In his book, he said that from the time he was a boy he dreamed of becoming a lawyer.
"Whenever I saw a courtroom scene in the movies and later on television, I always imagined myself to be the lawyer representing the underdog," he wrote. "...There was no other profession or business that interested me."
He began practicing law in 1959, and after work would often stop into the Celebrity Room, a Center City nightspot run by Lillian Reis.
They became friends and she hired him to represent her in several classic battles with the city and then Police Vice Squad Captain Clarence Ferguson, who was always trying to shut down Reis' club on morals charges.
When Reis was implicated in the Pottsville heist, she turned to Mr. Simone, who defended her through two trials. The first ended in a hung jury. The second ended with a conviction that was overturned on appeal. The charges against her were then dropped.
In the 1988 interview, Mr. Simone acknowledged that he often became friends of his clients' and also with individuals whose reputations were less than pristine. These would include many prominent mob figures, including Reis' boyfriend and co-defendant in the Pottsville case, Ralph "Junior" Staino.
"I can't help it," Mr. Simone said. "That's the way I am. ... I've had dinner with them. I'm not afraid to be seen with them."
Then he smiled and offered one of those crooked glances that were so much a part of his courtroom style.
"Most have records as clean ... as the judges in City Hall."
Mr. Simone acknowledged in his book that his lifestyle was often at odds with his profession. He liked to drink and to gamble and to associate with people who shared those interests.
But he also contended that he was the victim of federal authorities who had targeted him because he was such a strong advocate for those he considered "the underdog."
That, in fact, was one of the themes he returned to again and again in his book. It also was the basis for a one-hour documentary about him that was broadcast on the History Channel in 2003 titled Mouthpiece: Voice for the Accused.
Prosecutors and investigators said their cases showed that Mr. Simone had "crossed the line" in his associations with mobsters such as Scarfo and that he was offering them more than defense counsel.
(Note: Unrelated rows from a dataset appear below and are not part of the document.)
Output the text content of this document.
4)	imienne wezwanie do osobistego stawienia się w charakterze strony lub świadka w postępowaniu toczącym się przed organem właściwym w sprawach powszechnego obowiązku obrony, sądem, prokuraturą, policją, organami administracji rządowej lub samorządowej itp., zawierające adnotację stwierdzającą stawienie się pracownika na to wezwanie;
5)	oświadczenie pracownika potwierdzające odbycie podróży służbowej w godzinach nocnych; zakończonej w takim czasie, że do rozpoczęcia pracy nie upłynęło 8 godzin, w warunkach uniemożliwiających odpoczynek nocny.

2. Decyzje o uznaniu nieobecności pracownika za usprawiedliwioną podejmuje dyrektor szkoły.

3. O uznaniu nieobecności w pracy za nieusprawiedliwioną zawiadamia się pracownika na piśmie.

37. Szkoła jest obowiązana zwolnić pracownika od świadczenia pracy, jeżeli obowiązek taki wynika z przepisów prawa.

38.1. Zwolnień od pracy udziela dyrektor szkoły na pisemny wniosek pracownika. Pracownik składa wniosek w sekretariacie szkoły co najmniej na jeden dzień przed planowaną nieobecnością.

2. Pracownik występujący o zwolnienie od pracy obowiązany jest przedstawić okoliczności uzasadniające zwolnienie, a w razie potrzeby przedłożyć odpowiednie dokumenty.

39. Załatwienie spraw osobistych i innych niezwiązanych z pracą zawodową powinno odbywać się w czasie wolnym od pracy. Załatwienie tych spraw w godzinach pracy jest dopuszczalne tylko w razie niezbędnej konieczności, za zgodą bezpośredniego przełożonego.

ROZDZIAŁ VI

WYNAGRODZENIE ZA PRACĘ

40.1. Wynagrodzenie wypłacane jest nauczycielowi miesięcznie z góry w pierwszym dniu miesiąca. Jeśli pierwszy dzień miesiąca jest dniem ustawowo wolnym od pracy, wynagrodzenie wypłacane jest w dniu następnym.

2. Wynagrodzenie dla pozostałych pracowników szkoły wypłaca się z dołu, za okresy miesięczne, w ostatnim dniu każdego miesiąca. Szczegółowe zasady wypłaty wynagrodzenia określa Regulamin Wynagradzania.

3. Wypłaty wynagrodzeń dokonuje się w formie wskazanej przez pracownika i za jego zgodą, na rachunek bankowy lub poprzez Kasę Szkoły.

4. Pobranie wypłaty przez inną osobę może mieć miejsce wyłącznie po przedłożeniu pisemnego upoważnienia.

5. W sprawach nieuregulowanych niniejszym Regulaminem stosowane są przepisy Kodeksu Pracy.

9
He had become, they alleged, an advisory in a criminal enterprise.
Simone went to jail and returned to Philadelphia denying that allegation while at the same time demonstrating the loyalty that was so much a part of his admittedly flawed character.
"I have paid a hefty price for my long-ago decision to take on the causes of the most undesirable and unpopular among us," Mr. Simone wrote in the prologue to his book. "...And while some of my former clients currently sit in jail or have met ends as untimely as they were grisly, I can tell you that many of them were, and still are, my close friends."
Funeral arrangements are being made through the Baldi Funeral Home, 1331 S. Broad St.